With more than 25 years experience as an international HR executive in Fortune 500 companies (Pepsi, Starbucks, Nielsen), Luk is recognized as a top European Predictive HR Analytics expert. He is revered as a leading thinker and influencer, and is a well-known blogger, speaker, columnist and author of many articles. Luk teaches HR Analytics at the Universities of Nyenrode (NL), Leuven (BE) and Antwerp (BE). He is the Co-Founder and CEO of iNostix (www.inostix.com) - predictive workforce analytics company.

I often have discussions about necessary budgets for doing predictive HRA. Unfortunately HR focuses mainly on the costs and not so much on the investment aspect. I’ve noticed that HR leaders do not succeed enough in positioning predictive analytics as a necessary investment in the sustainable competitiveness of their organisation. This often has to do with an unfortunate lack of awareness as to the opportunities HR analytics can offer.


Developing an investment case

If the full power and possibilities of predictive HR analytics were known to us all, we could develop a strong investment case after a while, just like a (limited) number of HR analytics advocates are already doing. A few have even gone so far that the business team puts budgets at HR’s disposal, because they firmly believe in collaborating with HR analytics experts. The nec plus ultra.

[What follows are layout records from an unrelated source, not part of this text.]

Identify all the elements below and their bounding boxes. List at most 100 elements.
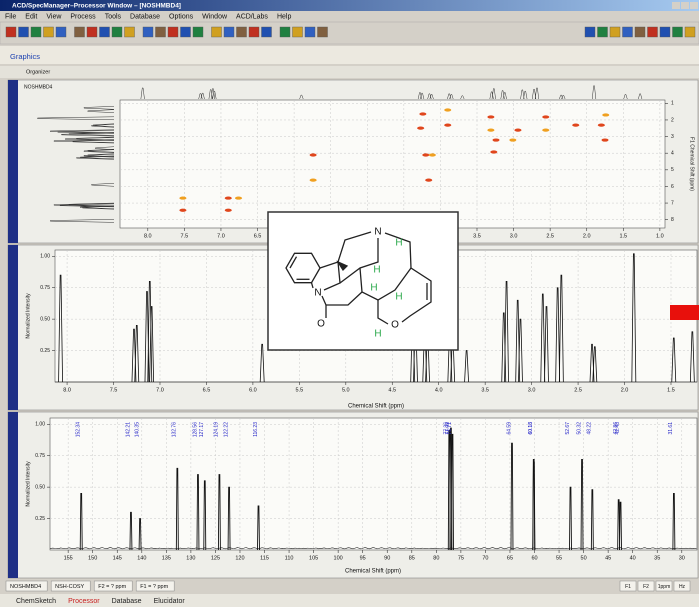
x-tick-label: 130 [186, 555, 195, 561]
x-tick-label: 90 [384, 555, 390, 561]
toolbar-button[interactable] [6, 27, 16, 37]
menu-item[interactable]: Edit [25, 13, 37, 20]
x-tick-label: 7.0 [156, 387, 164, 393]
menu-item[interactable]: Process [70, 13, 96, 20]
peak-label: 128.56 [192, 422, 198, 438]
cross-peak [179, 196, 186, 199]
toolbar-button[interactable] [100, 27, 110, 37]
toolbar-button[interactable] [280, 27, 290, 37]
cross-peak [602, 113, 609, 116]
x-tick-label: 6.5 [254, 233, 262, 239]
toolbar-button[interactable] [249, 27, 259, 37]
toolbar-button[interactable] [598, 27, 608, 37]
toolbar-button[interactable] [648, 27, 658, 37]
x-tick-label: 2.5 [574, 387, 582, 393]
toolbar-button[interactable] [112, 27, 122, 37]
menu-item[interactable]: Database [130, 13, 160, 20]
x-tick-label: 85 [409, 555, 415, 561]
cross-peak [310, 153, 317, 156]
cross-peak [429, 153, 436, 156]
toolbar-button[interactable] [212, 27, 222, 37]
toolbar-button[interactable] [224, 27, 234, 37]
status-item: Hz [679, 584, 686, 590]
status-item: 1ppm [658, 584, 671, 590]
peak-label: 60.13 [528, 422, 534, 435]
status-item: NSH-COSY [55, 584, 84, 590]
toolbar-button[interactable] [660, 27, 670, 37]
x-tick-label: 45 [605, 555, 611, 561]
bottom-tab[interactable]: Processor [68, 598, 100, 605]
x-tick-label: 5.0 [342, 387, 350, 393]
menu-item[interactable]: Window [202, 13, 228, 20]
menu-item[interactable]: File [5, 13, 16, 20]
toolbar-button[interactable] [56, 27, 66, 37]
toolbar-button[interactable] [181, 27, 191, 37]
status-item: NOSHMBD4 [10, 584, 41, 590]
x-tick-label: 3.0 [528, 387, 536, 393]
cross-peak [419, 112, 426, 115]
bottom-tab[interactable]: Elucidator [154, 598, 186, 605]
atom-label: O [391, 320, 399, 331]
toolbar-button[interactable] [293, 27, 303, 37]
atom-label: H [395, 238, 402, 249]
toolbar-button[interactable] [31, 27, 41, 37]
organizer-tab[interactable]: Organizer [26, 69, 50, 75]
toolbar-button[interactable] [143, 27, 153, 37]
x-tick-label: 70 [482, 555, 488, 561]
x-tick-label: 50 [581, 555, 587, 561]
toolbar-button[interactable] [673, 27, 683, 37]
toolbar-button[interactable] [87, 27, 97, 37]
toolbar-button[interactable] [125, 27, 135, 37]
maximize-button[interactable] [681, 2, 689, 9]
bottom-tab[interactable]: ChemSketch [16, 598, 56, 605]
toolbar-button[interactable] [44, 27, 54, 37]
toolbar-button[interactable] [168, 27, 178, 37]
toolbar-button[interactable] [610, 27, 620, 37]
menu-item[interactable]: View [46, 13, 62, 20]
atom-label: H [395, 292, 402, 303]
menu-item[interactable]: ACD/Labs [236, 13, 268, 20]
toolbar-button[interactable] [585, 27, 595, 37]
x-tick-label: 135 [162, 555, 171, 561]
toolbar-button[interactable] [19, 27, 29, 37]
atom-label: N [314, 288, 321, 299]
minimize-button[interactable] [672, 2, 680, 9]
peak-label: 116.23 [253, 422, 259, 437]
status-item: F1 [625, 584, 631, 590]
toolbar-button[interactable] [685, 27, 695, 37]
cross-peak [422, 153, 429, 156]
y-tick-label: 8 [671, 217, 674, 223]
menu-bar: File Edit View Process Tools Database Options W… [5, 13, 291, 20]
graphics-tab[interactable]: Graphics [10, 52, 40, 61]
peak-label: 50.32 [576, 422, 582, 435]
atom-label: H [373, 265, 380, 276]
toolbar-button[interactable] [318, 27, 328, 37]
cosy-plot [120, 100, 665, 228]
toolbar-button[interactable] [237, 27, 247, 37]
peak-label: 76.71 [447, 422, 453, 435]
bottom-tab[interactable]: Database [112, 598, 142, 605]
x-tick-label: 125 [211, 555, 220, 561]
y-tick-label: 3 [671, 134, 674, 140]
menu-item[interactable]: Tools [105, 13, 122, 20]
menu-item[interactable]: Help [277, 13, 292, 20]
x-tick-label: 6.5 [203, 387, 211, 393]
toolbar-button[interactable] [262, 27, 272, 37]
peak-label: 142.21 [125, 422, 131, 438]
x-tick-label: 5.5 [296, 387, 304, 393]
toolbar-button[interactable] [75, 27, 85, 37]
toolbar-button[interactable] [635, 27, 645, 37]
toolbar-button[interactable] [156, 27, 166, 37]
cross-peak [225, 209, 232, 212]
x-tick-label: 40 [630, 555, 636, 561]
x-tick-label: 4.0 [435, 387, 443, 393]
toolbar-button[interactable] [623, 27, 633, 37]
y-tick-label: 0.50 [40, 316, 50, 322]
menu-item[interactable]: Options [169, 13, 194, 20]
toolbar-button[interactable] [193, 27, 203, 37]
x-tick-label: 1.5 [667, 387, 675, 393]
close-button[interactable] [690, 2, 698, 9]
toolbar-button[interactable] [305, 27, 315, 37]
x-tick-label: 100 [334, 555, 343, 561]
x-tick-label: 140 [137, 555, 146, 561]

Prove the concept, not the pilot

However, you don’t just deliver such an investment case the following Monday morning. I always recommend that organisations wanting to start with HR analytics begin with a relatively straightforward pilot. In doing this, I also always advise not to make the usual mistake of only focusing on the analytical outcomes of the pilot itself, but also on the wider context of why the pilot was organised. My motto is: prove the concept, not the pilot project (part of our 2014 learnings)!


Keep the holistic perspective

Under pressure from the organisation to deliver analytical outcomes, the holistic perspective is often forgotten and stress about proving an analysis has provided new insights takes the upper hand. As important as the pilot itself are (hold on to your hats!):

  • gathering analytical experience
  • gaining an insight into the often complex ownership of the data
  • determining the (sometimes difficult) location of the data
  • understanding the quality of the data (evolving from administrative to analytical data gathering)
  • cross-functional collaboration within the business (what I call the co-creation of analysis)
  • learning to work with and steering analysts or data scientists (inside and outside the organisation)
  • asking the right business questions or proposing the correct hypotheses
  • learning to understand analytical methodologies
  • collaborating with legal, risk management and IT departments, etc.

and I could go on for a long while.


Don’t limit yourself to analytical outcomes

 So if you want to show the added value of predictive analytics, don’t limit yourself to the analytical outcomes of your pilot, as you’ll never be able to turn it into an investment into the future of your organisation.